Die Digitalisierung der Healthcare-Branche: Über die Demokratisierung der Medizin, die neue Rolle des Arztes als Dienstleister und was all das mit Gottfried Daimler zu tun hat, spricht Dr. med. Tobias Gantner, Geschäftsführer der HealthCare Futurists in Köln, im Interview mit Health Relations.

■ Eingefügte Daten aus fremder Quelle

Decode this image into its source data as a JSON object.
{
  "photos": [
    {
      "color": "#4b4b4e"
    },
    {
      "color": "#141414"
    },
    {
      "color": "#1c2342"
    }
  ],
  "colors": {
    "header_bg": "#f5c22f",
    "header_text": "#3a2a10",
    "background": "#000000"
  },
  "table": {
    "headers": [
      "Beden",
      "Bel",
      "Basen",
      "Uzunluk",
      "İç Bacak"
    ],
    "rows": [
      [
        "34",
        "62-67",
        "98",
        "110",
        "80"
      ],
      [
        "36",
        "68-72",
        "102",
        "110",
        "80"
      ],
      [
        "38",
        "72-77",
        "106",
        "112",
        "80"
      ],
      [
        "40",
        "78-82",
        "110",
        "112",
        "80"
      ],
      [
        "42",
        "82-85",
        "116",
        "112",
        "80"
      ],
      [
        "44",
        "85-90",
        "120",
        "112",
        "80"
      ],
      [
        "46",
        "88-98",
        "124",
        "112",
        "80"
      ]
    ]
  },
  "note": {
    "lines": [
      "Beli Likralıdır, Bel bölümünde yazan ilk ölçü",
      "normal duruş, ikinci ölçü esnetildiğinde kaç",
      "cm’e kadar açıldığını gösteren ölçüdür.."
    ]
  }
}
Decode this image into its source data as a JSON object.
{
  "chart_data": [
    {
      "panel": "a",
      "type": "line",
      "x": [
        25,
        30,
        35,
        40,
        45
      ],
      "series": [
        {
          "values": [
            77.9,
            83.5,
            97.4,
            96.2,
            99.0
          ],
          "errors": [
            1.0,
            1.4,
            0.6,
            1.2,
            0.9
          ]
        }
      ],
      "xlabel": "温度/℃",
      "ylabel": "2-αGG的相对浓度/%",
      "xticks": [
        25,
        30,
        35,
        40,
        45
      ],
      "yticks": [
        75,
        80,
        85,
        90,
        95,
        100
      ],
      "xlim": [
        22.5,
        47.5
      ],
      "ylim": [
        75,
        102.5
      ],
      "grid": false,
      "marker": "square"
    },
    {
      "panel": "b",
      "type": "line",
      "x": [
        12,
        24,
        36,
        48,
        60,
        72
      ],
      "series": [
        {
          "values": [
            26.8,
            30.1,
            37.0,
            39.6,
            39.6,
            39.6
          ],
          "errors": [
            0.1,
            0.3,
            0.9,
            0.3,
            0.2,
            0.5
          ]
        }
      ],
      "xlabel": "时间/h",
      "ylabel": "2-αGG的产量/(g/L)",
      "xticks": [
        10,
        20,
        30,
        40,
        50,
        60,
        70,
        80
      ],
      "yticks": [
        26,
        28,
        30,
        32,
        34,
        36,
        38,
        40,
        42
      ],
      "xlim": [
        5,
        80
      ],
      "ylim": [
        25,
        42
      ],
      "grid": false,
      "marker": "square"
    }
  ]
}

Health Relations: Der Titel Ihres Vortrags bei einer Veranstaltung über die Zukunft der Healthcare-Branche Anfang November lautet "Via Dolorosa Digitalis: Der Patient im Mittelpunkt und damit im Weg". Die Digitalisierung ist für die Healthcare-Branche also ein schmerzhafter Prozess. Woran liegt das denn?Dr. Tobias Gantner: Die digitale Transformation ist in der Tat ein schmerzhafter Prozess für die etablierten Strukturen in der Healthcare-Branche und ihre Vertreter. Wir wissen noch immer nicht genau, was Digitalisierung eigentlich bedeutet, sehen aber, dass sie große Veränderungsprozesse auslöst. Eines scheint jedoch klar zu sein: Es ist nicht die Technologie, die im Mittelpunkt steht, sondern das Potential, das sie entfalten kann – im Positiven wie auch im Negativen. Digitalisierung bedeutet daher nicht, von Fax auf E-Mail umzustellen, sondern sich klarzumachen, wie Prozesse und Strukturen sich verändern und dadurch andere Denk- und Handlungsweisen entstehen können. Die digitale Transformation ist weniger das Beherrschen technologischer Fähigkeiten, sondern vielmehr eine gute und verantwortungsvolle Technikfolgeabschätzung.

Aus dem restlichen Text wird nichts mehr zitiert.